Tudo isso deixa claro que João amava a verdade, mas ainda não compreendia que a verdade só é plena quando expressa em amor. Todos esses episódios demonstram que João era um servo piedoso, que realmente amava e zelava pela verdade, mas ainda o fazia com certa dureza. Isso provavelmente se deve ao fato de que João foi um homem formado em um contexto extremamente rígido. Afinal, ele e seu irmão tinham temperamentos muito parecidos: ambos desejavam uma posição de glória diante de Cristo, queriam assentar-se à Sua direita (Mt 20.20– 24) e, movidos pelo fervor da juventude, demonstravam pouca paciência, tolerância, compaixão e amor. João e Tiago cresceram às margens da Galileia; a vida no mar não os ensinou ternura, mas lhes deu a rudeza e o vigor comuns a todos os pescadores de seu tempo.
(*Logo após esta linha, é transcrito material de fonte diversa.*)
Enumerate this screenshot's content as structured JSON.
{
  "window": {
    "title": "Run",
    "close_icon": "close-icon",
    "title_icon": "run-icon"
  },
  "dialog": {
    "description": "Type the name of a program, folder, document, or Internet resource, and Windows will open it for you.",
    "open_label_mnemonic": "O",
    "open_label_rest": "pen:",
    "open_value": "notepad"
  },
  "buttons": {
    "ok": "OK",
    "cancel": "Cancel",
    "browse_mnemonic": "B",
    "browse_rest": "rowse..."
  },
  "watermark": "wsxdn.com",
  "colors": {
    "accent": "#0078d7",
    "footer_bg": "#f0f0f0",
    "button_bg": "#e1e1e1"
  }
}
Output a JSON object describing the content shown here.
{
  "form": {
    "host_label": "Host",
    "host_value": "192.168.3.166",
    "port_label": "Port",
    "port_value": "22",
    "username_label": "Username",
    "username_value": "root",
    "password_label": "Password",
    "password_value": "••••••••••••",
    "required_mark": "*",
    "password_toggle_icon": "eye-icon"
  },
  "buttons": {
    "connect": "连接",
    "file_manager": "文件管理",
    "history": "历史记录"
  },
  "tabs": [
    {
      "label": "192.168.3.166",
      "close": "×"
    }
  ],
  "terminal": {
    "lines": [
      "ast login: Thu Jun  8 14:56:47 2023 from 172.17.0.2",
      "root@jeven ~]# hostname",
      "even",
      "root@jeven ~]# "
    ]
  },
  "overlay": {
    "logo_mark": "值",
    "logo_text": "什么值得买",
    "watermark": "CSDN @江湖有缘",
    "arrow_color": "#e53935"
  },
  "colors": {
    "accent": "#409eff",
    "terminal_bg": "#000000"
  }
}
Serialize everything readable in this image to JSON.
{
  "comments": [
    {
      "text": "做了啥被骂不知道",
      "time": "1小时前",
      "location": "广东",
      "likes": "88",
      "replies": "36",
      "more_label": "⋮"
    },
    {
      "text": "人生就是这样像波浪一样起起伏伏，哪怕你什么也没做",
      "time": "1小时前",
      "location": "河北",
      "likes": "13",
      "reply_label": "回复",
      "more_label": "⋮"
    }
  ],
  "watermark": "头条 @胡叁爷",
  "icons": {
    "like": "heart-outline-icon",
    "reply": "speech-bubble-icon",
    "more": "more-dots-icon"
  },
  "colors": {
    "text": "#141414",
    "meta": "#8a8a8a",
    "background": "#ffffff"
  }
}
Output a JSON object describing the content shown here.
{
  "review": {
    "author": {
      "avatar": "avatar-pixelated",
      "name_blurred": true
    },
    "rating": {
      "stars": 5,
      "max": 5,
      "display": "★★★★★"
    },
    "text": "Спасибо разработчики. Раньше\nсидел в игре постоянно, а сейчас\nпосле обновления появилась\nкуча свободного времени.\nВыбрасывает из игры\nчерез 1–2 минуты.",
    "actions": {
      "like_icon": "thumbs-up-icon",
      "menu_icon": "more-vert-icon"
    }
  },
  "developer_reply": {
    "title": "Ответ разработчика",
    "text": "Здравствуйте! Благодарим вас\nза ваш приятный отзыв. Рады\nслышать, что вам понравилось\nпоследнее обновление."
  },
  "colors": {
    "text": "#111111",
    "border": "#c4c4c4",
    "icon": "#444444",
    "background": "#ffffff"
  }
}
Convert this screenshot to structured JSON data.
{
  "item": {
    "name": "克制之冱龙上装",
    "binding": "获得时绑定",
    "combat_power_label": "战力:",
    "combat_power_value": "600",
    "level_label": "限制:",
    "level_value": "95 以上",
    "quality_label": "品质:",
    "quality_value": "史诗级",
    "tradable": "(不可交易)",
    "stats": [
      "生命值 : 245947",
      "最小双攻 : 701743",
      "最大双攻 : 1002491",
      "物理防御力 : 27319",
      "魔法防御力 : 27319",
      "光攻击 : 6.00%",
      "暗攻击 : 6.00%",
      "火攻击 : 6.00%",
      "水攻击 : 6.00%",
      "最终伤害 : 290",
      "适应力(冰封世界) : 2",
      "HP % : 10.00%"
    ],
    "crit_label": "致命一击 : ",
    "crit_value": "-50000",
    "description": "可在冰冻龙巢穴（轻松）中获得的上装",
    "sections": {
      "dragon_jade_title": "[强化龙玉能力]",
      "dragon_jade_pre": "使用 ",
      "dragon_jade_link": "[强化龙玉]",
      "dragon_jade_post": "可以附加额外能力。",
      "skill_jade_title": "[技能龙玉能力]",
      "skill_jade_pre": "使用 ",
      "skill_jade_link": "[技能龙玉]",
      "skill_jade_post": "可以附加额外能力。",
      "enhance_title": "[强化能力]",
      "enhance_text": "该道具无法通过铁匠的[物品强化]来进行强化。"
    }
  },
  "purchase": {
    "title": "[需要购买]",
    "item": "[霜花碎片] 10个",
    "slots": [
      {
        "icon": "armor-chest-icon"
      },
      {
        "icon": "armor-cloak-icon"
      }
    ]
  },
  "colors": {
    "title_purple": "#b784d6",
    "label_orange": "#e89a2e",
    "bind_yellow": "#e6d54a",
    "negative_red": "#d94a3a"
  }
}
Todavia, a convivência com o Senhor Jesus transformou aquele zelo impetuoso em zelo compassivo. Note que o apóstolo não perdeu seu fervor por defender a verdade. Apenas a título de comparação, a palavra verdade aparece quarenta e cinco vezes em suas epístolas e em seu evangelho. O discípulo que antes queria destruir passou a consolar, o que queria calar os outros passou a servir a todos, tudo isso amparado pela verdade que tanto amava e defendia. Aos poucos, o “filho do trovão” foi moldado pelo “Filho do Amor”. Essa transformação não aconteceu por esforço humano, mas pela graça santificadora de Cristo. João aprendeu que amor e verdade não são opostos, mas duas faces de uma mesma fidelidade a Deus. O amor foi uma virtude que ele aprendeu de Cristo, e não algo que lhe era inato. 
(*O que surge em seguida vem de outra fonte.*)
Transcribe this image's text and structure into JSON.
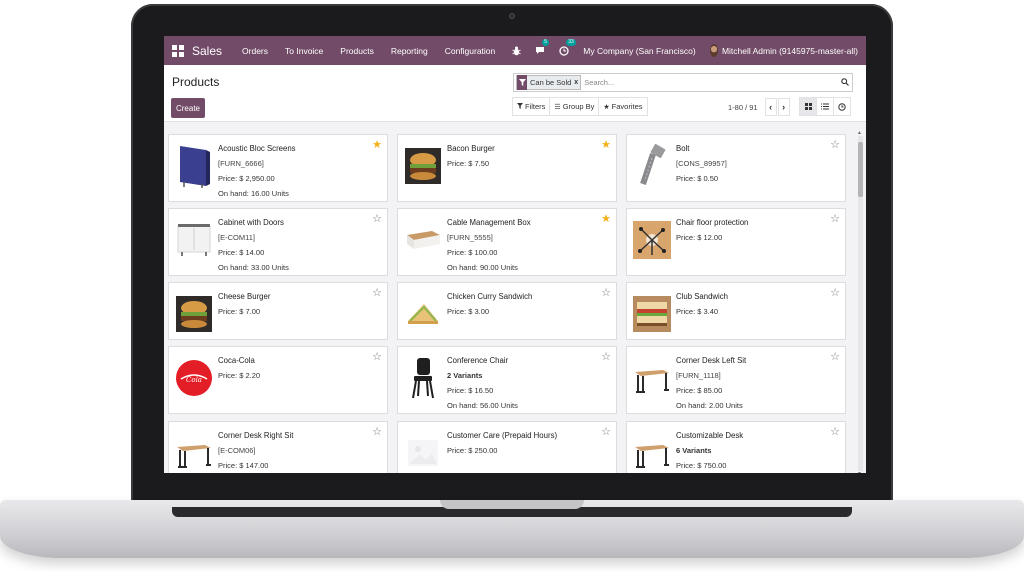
{
  "navbar": {
    "brand": "Sales",
    "menu": [
      "Orders",
      "To Invoice",
      "Products",
      "Reporting",
      "Configuration"
    ],
    "bug_icon": "bug-icon",
    "chat_badge": "5",
    "activity_badge": "33",
    "company": "My Company (San Francisco)",
    "user": "Mitchell Admin (9145975-master-all)"
  },
  "control_panel": {
    "title": "Products",
    "create_label": "Create",
    "facet": {
      "label": "Can be Sold",
      "remove": "x"
    },
    "search_placeholder": "Search...",
    "filters_label": "Filters",
    "groupby_label": "Group By",
    "favorites_label": "Favorites",
    "pager_value": "1-80 / 91",
    "colors": {
      "brand": "#714b67",
      "star_on": "#f3b21a"
    }
  },
  "products": [
    {
      "name": "Acoustic Bloc Screens",
      "ref": "[FURN_6666]",
      "price": "Price: $ 2,950.00",
      "onhand": "On hand: 16.00 Units",
      "starred": true,
      "icon": "acoustic-screen-image"
    },
    {
      "name": "Bacon Burger",
      "price": "Price: $ 7.50",
      "starred": true,
      "icon": "burger-image"
    },
    {
      "name": "Bolt",
      "ref": "[CONS_89957]",
      "price": "Price: $ 0.50",
      "starred": false,
      "icon": "bolt-image"
    },
    {
      "name": "Cabinet with Doors",
      "ref": "[E-COM11]",
      "price": "Price: $ 14.00",
      "onhand": "On hand: 33.00 Units",
      "starred": false,
      "icon": "cabinet-image"
    },
    {
      "name": "Cable Management Box",
      "ref": "[FURN_5555]",
      "price": "Price: $ 100.00",
      "onhand": "On hand: 90.00 Units",
      "starred": true,
      "icon": "cable-box-image"
    },
    {
      "name": "Chair floor protection",
      "price": "Price: $ 12.00",
      "starred": false,
      "icon": "floor-protection-image"
    },
    {
      "name": "Cheese Burger",
      "price": "Price: $ 7.00",
      "starred": false,
      "icon": "burger-image"
    },
    {
      "name": "Chicken Curry Sandwich",
      "price": "Price: $ 3.00",
      "starred": false,
      "icon": "sandwich-image"
    },
    {
      "name": "Club Sandwich",
      "price": "Price: $ 3.40",
      "starred": false,
      "icon": "club-sandwich-image"
    },
    {
      "name": "Coca-Cola",
      "price": "Price: $ 2.20",
      "starred": false,
      "icon": "coca-cola-image"
    },
    {
      "name": "Conference Chair",
      "variants": "2 Variants",
      "price": "Price: $ 16.50",
      "onhand": "On hand: 56.00 Units",
      "starred": false,
      "icon": "chair-image"
    },
    {
      "name": "Corner Desk Left Sit",
      "ref": "[FURN_1118]",
      "price": "Price: $ 85.00",
      "onhand": "On hand: 2.00 Units",
      "starred": false,
      "icon": "desk-image"
    },
    {
      "name": "Corner Desk Right Sit",
      "ref": "[E-COM06]",
      "price": "Price: $ 147.00",
      "starred": false,
      "icon": "desk-image"
    },
    {
      "name": "Customer Care (Prepaid Hours)",
      "price": "Price: $ 250.00",
      "starred": false,
      "icon": "placeholder-image"
    },
    {
      "name": "Customizable Desk",
      "variants": "6 Variants",
      "price": "Price: $ 750.00",
      "starred": false,
      "icon": "desk-image"
    }
  ]
}
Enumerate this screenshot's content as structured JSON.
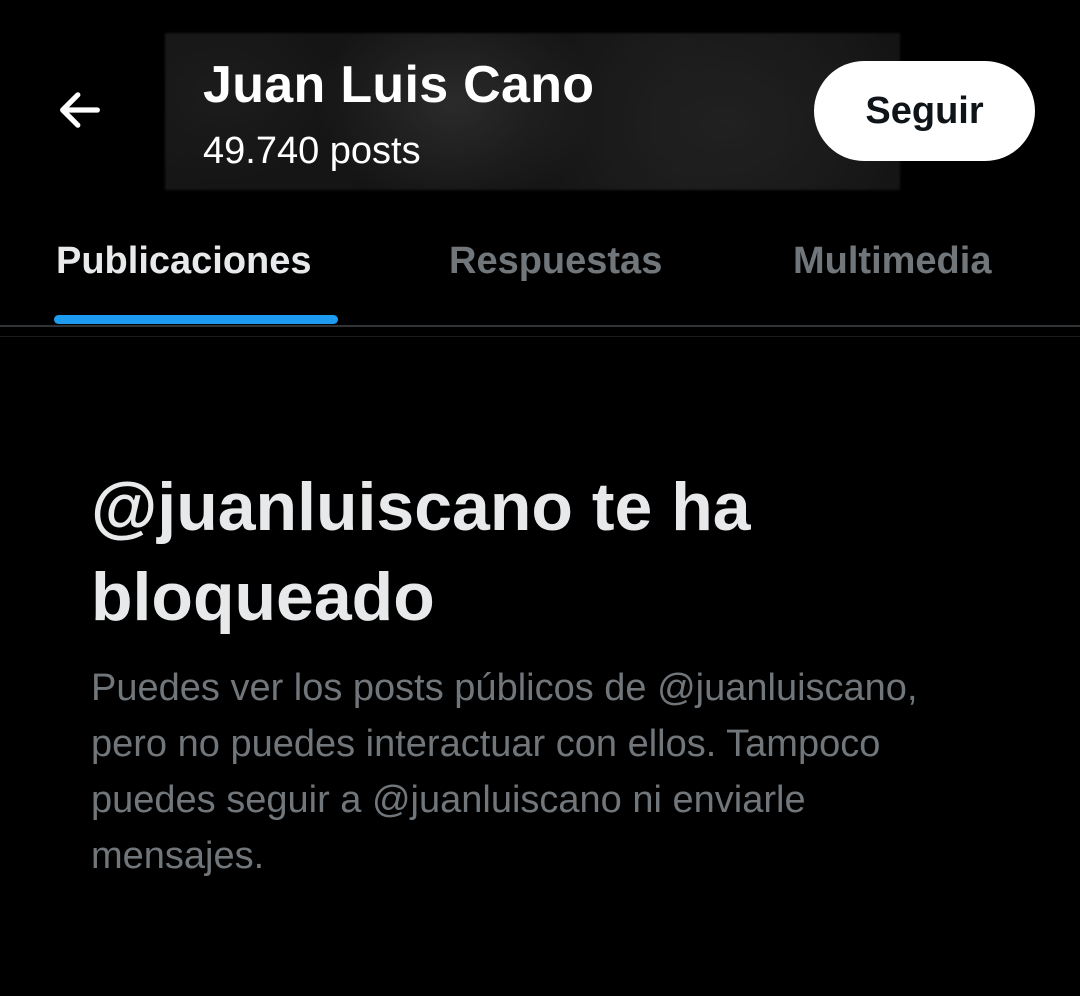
{
  "header": {
    "profile_name": "Juan Luis Cano",
    "post_count": "49.740 posts",
    "follow_label": "Seguir",
    "back_icon": "arrow-left-icon"
  },
  "tabs": [
    {
      "label": "Publicaciones",
      "active": true
    },
    {
      "label": "Respuestas",
      "active": false
    },
    {
      "label": "Multimedia",
      "active": false
    }
  ],
  "blocked": {
    "title": "@juanluiscano te ha bloqueado",
    "description": "Puedes ver los posts públicos de @juanluiscano, pero no puedes interactuar con ellos. Tampoco puedes seguir a @juanluiscano ni enviarle mensajes."
  },
  "colors": {
    "background": "#000000",
    "accent": "#1d9bf0",
    "muted_text": "#71767b",
    "primary_text": "#e7e9ea"
  }
}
Lembre-se ainda que quando escreveu suas epístolas, João já era um homem idoso, pastor provavelmente da igreja que Paulo plantou em Éfeso. Segundo a história da igreja, em seus últimos dias, já muito fraco, precisava ser carregado, e constantemente dizia: “Filhinhos, amai-vos uns aos outros.” Ainda assim, permanecia firme, denunciando as cristologias errôneas, as falsidades anticristãs, o pecado e a imoralidade. O apóstolo João sabia que era, sim, maravilhoso ser ousado e estrondoso, mas aprendeu que o amor é o equilíbrio necessário. Quando eu era mais novo, meus pais sempre me diziam que não era preciso ser ignorante para defender aquilo em que acreditamos. Essa foi a lição que João aprendeu, e que o Senhor também nos ensine esse equilíbrio: que o nosso zelo pela verdade jamais se torne dureza, e que o nosso amor nunca se torne conivência. Que sejamos, como João, transformados pela convivência com Jesus — do trovão à ternura, da impetuosidade à maturidade cristã.

                                                                                                                                                                                                                                     Pr. Matheus Brezolim.